Biyokütle Enerjisi Nedir?

Biyoenerji kullanımı “geleneksel” ve “modern” olmak üzere iki ana kategoriye ayrılır. Geleneksel kullanım, odun, hayvan atığı ve geleneksel kömür gibi formlardaki biyokütlenin yanmasını ifade eder. Modern biyoenerji teknolojileri, bagasse ve diğer bitkilerden üretilen sıvı biyo-yakıtları; biyo-rafinerileri, kalıntıların anaerobik sindirimi yoluyla üretilen biyogaz, odun pelet ısıtma sistemleri ve diğer teknolojilerdir.

Enerjinin çevresel kirliliğe yol açmadan sürdürülebilir olarak sağlanabilmesi için kullanılacak kaynaklar arasında biyokütle enerjisi vardır. Biyokütle enerjisi tükenmez bir kaynak olması, her yerde elde edilebilmesi, özellikle kırsal alanlar için sosyo-ekonomik gelişmelere yardımcı olması nedeniyle uygun ve önemli bir enerji kaynağı olarak görülüyor.

DÜNYADA BİYOKÜTLE ENERJİSİ

Dünyadaki yenilenebilir enerji kullanımının yaklaşık dörtte üçü biyoenerjiyi içerir, bunun yarısından fazlası geleneksel biyokütle kullanımından oluşur. Biyoenerji, 2015 yılında toplam nihai enerji tüketiminin yaklaşık% 10’unu ve küresel enerji üretiminin% 1,4’ünü oluşturdu.  Biyokütle, Brezilya, Hindistan ve Çin gibi artan talebe sahip kalabalık ülkelerde enerji arzını artırma konusunda önemli bir potansiyele sahiptir. Isıtma veya elektrik üretimi için doğrudan yakılabilir veya yağ, gaz ikamelerine dönüştürülebilir. Akaryakıt sektöründe çoğunlukla benzin için uygun bir yenilenebilir ikame maddesi olan sıvı biyoyakıtlar kullanılır.

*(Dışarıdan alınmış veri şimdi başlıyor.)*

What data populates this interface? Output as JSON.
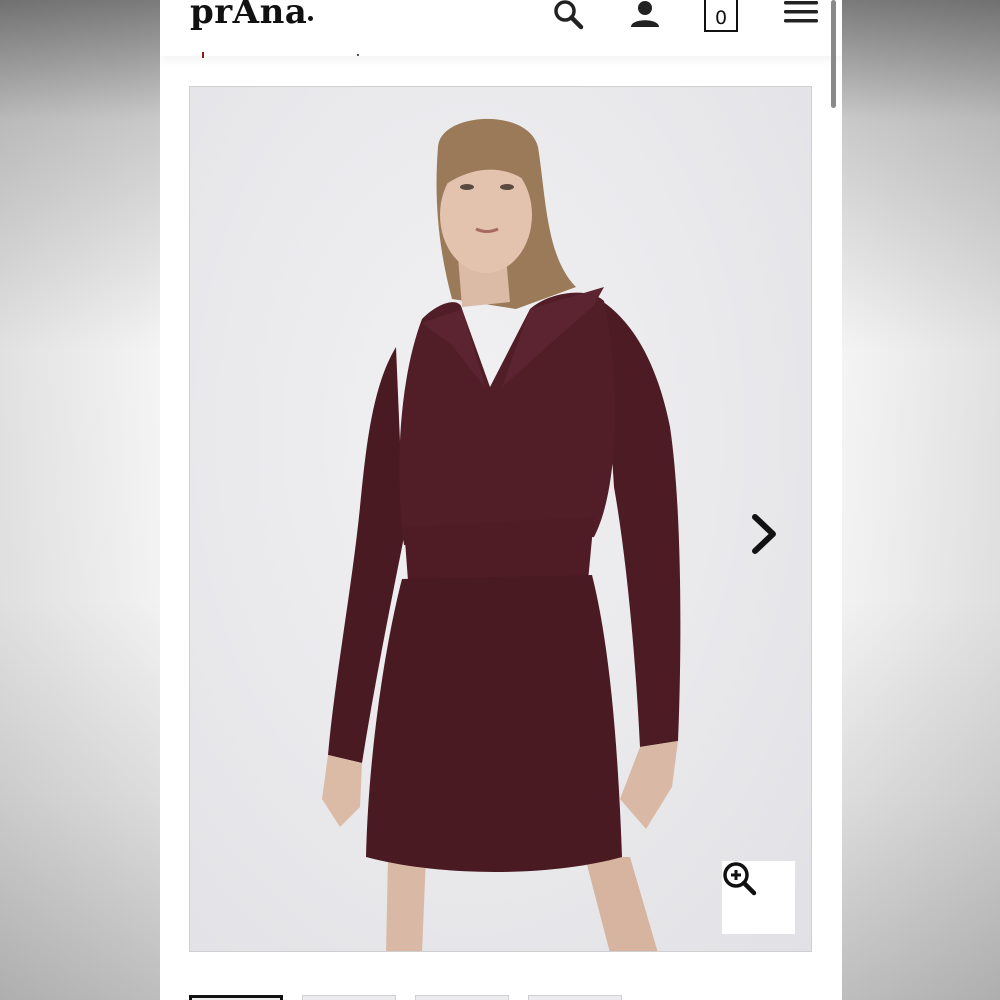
{
  "header": {
    "logo_text": "prAna",
    "icons": [
      "search-icon",
      "account-icon",
      "cart-icon",
      "menu-icon"
    ],
    "cart_count": "0"
  },
  "gallery": {
    "current_index": 0,
    "thumbnail_count": 4,
    "controls": [
      "next-arrow-icon",
      "zoom-in-icon"
    ]
  },
  "colors": {
    "brand_text": "#111111",
    "accent": "#8b1d1d",
    "product": "#4a1a22"
  }
}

Brezilya sıvı biyo-yakıtlarda liderdir. Çoğunlukla mısır, şeker kamışı ve tatlı sorgum gibi şeker ya da nişasta ürünlerindeki karbonhidratların fermantasyonundan elde edilen bir alkol olan biyoetanolle çalışan en büyük esnek yakıtlı araç filosuna sahiptir.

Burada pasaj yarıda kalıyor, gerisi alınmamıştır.